Let’s hope we haven’t heard
the last of Richard Rosenthal

The former IIO director’s our best hope for
a prominent advocate. Meanwhile cop interests
might fill the IIO vacancy with a cop lapdog

October 1, 2016


British Columbia’s Independent Investigations Office was created with cynicism, began operations with a blunder and struggled with legislated weaknesses, insufficient resources and some vaguely reported internal dissension. But overall Richard Rosenthal should be commended for his leadership of the agency’s first four years. It’s heartening to know the establishment outsider intends to stay in B.C. to pursue PhD studies in police accountability.

He’s our best hope (actually our only hope) for a prominent advocate on the issue. That role has been spurned by the establishment wannabes at the B.C. Civil Liberties Association and Pivot Legal Society.

Even so, one of the recommendations he made in a Black Press op-ed seems worrisome. While emphasizing his support for the IIO becoming completely civilian, he suggests temporarily loosening the restriction on hiring former B.C. cops. That could be dangerous, given the strength of police bonds.
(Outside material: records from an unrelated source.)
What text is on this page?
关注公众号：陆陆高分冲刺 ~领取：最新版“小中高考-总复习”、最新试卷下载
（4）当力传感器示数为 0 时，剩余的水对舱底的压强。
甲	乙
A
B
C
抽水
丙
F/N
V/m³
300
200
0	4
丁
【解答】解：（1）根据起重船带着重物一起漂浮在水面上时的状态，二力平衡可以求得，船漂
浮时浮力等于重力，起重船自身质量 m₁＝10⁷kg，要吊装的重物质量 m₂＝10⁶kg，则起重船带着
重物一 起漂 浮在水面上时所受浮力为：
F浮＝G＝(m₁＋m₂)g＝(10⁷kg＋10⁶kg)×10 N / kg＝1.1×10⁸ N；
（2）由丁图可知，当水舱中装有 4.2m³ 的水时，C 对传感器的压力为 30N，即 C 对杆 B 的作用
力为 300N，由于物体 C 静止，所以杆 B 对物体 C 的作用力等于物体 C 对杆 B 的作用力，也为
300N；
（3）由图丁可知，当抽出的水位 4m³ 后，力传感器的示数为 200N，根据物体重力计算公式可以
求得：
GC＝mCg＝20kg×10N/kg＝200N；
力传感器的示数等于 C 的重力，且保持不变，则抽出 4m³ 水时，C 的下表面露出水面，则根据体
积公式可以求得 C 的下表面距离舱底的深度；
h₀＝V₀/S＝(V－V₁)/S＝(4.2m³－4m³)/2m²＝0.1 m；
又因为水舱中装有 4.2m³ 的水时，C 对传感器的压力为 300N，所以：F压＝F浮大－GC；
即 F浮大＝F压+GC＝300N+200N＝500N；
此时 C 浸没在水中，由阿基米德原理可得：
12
He could have been more emphatic in his call for greater resources to finish investigations with reasonable promptness. Several cases have dragged out well over a year, possibly because of unco-operative police forensics labs. This urgent issue has been covered in smaller media, especially White Rock’s Peace Arch News, but it’s generally ignored by bigger papers and broadcast outlets.

In fact most media criticism directed at the IIO comes from police interests.

Rosenthal credits one of his agency’s early successes as the publication of reasonably thorough reports on each case. That contrasts with B.C.’s Office of the Police Complaint Commissioner, which acts in near secrecy, not to mention with zero accountability. The OPCC releases almost nothing outside of quarterly reports with very brief, vague outlines of selected cases involving anonymous cops.

That’s just one of the glaring contrasts between the two agencies. Rosenthal himself demonstrates another—he showed dedication to police accountability. Quite the opposite holds true for corrupt OPCC boss Stan Lowe, his staff and his predecessors.

The current danger, of course, is that the BC Liberal government will appoint a Lowe-like lapdog to take over the IIO. That would happen without a squeak of protest from the opposition NDP, the BCCLA or Pivot.

Let’s just hope we haven’t heard the last of Rosenthal.